#guarire

GIANFRANCO RAVASI

Tutti vorrebbero guarire dai mali del corpo, ma non possono. Tutti vorrebbero guarire dai mali dell’anima, ma non vogliono.

Nel percorso scolastico del passato era un nome che tutti conoscevano per un’opera in realtà non sua. Stiamo parlando di Annibal Caro (1507-1566), scrittore ricordato quasi esclusivamente per la sua famosa traduzione dell’Eneide di Virgilio, una versione affascinante ma spesso molto libera e fin arbitraria tant’è vero che fu chiamata «la bella infedele». La riflessione che proponiamo, tratta da una delle ottocento sue lettere a noi giunte, coglie invece in profondità una nuda verità che non ha quasi bisogno di commento.

La frenetica cura del corpo – che ai nostri giorni si affida a un consumo, impressionante fino allo spreco, di medicinali oppure alla chirurgia estetica, al fitness e così via – non riesce a bloccare il sottile ramificarsi delle malattie letali.
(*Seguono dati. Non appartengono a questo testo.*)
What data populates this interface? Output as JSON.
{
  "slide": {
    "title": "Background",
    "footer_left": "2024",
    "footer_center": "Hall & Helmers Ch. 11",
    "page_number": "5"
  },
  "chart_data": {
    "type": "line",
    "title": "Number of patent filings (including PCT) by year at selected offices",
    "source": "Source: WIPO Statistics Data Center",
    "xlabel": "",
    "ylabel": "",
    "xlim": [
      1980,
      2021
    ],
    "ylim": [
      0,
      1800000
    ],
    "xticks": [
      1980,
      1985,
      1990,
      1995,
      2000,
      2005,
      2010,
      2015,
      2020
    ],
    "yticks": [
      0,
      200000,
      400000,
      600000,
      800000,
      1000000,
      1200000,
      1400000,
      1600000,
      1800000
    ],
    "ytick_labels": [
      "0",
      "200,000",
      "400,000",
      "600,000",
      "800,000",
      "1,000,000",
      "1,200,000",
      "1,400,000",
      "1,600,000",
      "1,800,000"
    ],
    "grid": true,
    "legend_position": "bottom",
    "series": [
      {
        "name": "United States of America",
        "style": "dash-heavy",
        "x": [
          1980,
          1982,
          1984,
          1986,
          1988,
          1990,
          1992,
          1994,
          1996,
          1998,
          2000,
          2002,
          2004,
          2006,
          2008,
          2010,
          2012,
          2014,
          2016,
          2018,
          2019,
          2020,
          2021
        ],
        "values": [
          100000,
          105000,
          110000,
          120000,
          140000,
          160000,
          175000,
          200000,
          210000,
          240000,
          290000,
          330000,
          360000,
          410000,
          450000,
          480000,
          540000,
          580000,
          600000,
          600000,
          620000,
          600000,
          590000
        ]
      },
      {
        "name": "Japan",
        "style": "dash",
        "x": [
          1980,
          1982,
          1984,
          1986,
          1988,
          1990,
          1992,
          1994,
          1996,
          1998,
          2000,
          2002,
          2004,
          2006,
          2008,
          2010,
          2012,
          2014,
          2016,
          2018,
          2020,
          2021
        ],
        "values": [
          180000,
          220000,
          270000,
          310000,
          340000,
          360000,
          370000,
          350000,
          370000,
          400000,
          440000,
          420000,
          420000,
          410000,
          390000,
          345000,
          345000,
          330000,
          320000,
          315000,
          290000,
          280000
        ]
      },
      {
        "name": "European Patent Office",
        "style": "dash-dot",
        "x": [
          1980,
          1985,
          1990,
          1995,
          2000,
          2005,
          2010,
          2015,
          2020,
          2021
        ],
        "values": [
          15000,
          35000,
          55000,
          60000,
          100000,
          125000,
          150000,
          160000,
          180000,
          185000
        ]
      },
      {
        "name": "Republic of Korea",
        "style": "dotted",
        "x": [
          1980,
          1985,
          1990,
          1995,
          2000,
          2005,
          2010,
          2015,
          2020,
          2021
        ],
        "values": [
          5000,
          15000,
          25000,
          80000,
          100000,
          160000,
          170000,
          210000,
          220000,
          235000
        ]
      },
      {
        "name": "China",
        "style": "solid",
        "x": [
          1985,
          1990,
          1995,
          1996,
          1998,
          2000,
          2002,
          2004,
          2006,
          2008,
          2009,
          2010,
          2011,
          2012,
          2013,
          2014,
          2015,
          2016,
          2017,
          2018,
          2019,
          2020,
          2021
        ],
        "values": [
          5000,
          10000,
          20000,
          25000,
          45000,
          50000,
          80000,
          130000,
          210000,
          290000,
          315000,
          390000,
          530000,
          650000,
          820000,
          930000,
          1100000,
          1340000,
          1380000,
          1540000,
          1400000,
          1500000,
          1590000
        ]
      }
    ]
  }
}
La mortalità è la nostra comune carta d’identità ed è necessario incamminarsi ad occhi aperti verso quella frontiera. Al contrario, all’anima spesso vengono riservate poche cure. La si lascia intisichire senza dissetarla; le sue malattie, che sono i vizi, non ci preoccupano più di tanto; le si lascia mancare quel cibo che la fa vivere, come diceva santa Caterina da Siena: «L’anima è un arbore fatto per amore e perciò non può vivere altro che d’amore». E i credenti autentici come la santa possono confermare la confessione del diario dello scrittore francese Julien Green (1990-1998): «L’anima umana è come un abisso che attira Dio, e Dio vi si getta».